Wednesday, October 2nd, 2013

Most of us have the best of intentions when it comes to putting a healthy, appealing dinner on the table day in and day out. But, finding no-fail recipes can be a challenge. Moms and food editors Kathleen Brennan and Caroline Campion have come to our rescue with their new cookbook Keepers. A collection of quick and easy (but interesting) recipes, the book is also a friendly guide for the beginning cook that promises to reveal the secrets to happiness in the kitchen. 

Q: What is a “keeper”?

A: A keeper is a recipe that you turn to time and again because it’s foolproof, the best of its kind, and a crowd-pleaser. Most people have at least a couple keepers in their repertoire—their mom’s macaroni and cheese, a roast chicken they’ve perfected, a favorite brownie—but we wanted to give families a book filled with weeknight keepers to help them get from Monday to Friday, week after week.  And we paired them with lots of tips and advice to help them become better cooks in general, too.

Q: What are some tips for moms who are just starting to cook for families?

A: Start simple. Master the basics first: a balanced vinaigrette that you can use to dress a simple green salad, warm grains, or leftover roasted vegetables; a basic tomato sauce that you can make almost as quickly as opening a jar of tomato sauce (which generally has added sugar, unpronounceable preservatives, and excessive salt); a turkey chili that you can make ahead and keep warm on the stove on those nights when everybody is eating at different times. Mastering these basics will give you an amazing head start to feeding your family! 

Q: How can cooking at home help families who are on a budget?

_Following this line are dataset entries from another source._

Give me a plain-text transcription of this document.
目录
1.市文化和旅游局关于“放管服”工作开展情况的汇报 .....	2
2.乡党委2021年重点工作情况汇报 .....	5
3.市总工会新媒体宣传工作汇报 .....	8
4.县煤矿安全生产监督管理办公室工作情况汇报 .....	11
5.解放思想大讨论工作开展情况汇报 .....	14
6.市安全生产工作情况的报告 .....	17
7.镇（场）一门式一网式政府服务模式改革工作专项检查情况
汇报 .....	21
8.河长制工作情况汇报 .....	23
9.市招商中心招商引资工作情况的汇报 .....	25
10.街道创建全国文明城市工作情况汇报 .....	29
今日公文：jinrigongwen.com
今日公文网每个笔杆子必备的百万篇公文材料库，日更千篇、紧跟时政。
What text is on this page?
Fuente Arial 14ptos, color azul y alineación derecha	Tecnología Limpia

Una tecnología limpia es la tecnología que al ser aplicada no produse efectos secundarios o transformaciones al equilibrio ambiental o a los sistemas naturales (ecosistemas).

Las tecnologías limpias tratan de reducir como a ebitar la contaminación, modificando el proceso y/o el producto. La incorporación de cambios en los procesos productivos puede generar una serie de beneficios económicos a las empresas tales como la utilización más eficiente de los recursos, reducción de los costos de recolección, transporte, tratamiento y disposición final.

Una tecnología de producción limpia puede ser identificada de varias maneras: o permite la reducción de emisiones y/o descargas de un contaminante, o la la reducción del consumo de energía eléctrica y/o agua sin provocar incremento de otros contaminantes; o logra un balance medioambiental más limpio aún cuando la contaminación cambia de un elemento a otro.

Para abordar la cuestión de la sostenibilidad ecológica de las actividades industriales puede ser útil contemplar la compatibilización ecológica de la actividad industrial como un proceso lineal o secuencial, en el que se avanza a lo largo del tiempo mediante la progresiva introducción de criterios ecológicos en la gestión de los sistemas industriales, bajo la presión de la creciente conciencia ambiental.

A: This is a no-brainer: if you were to spend a week feeding your family a menu of take-out and frozen dinners and then compared the receipts with those from a supermarket shopping list for home-cooked meals (beef stir-fry, turkey tacos, chicken pot pie, pizza with store-bought dough), you would see how much you save by making dinner. Plus, you know EXACTLY what went into the food and chances are it will be healthier and more delicious. But we’re not saying that you shouldn’t ever order in pizza. In fact, we recommend giving yourself one night off from cooking Monday to Friday, whether that means serving pizza, leftovers, sandwiches, whatever.

Q: I love some of your tips, especially “season like you mean it” and “taste your food first”. Why are these so important?

A: There’s nothing worse than spending a ton of time and effort on a meal and then having it taste like sawdust because you forgot to add the salt—yet a very common mistake! And it’s easily avoidable if you taste the dish before you serve it. 

Q: What is your philosophy regarding buying organic?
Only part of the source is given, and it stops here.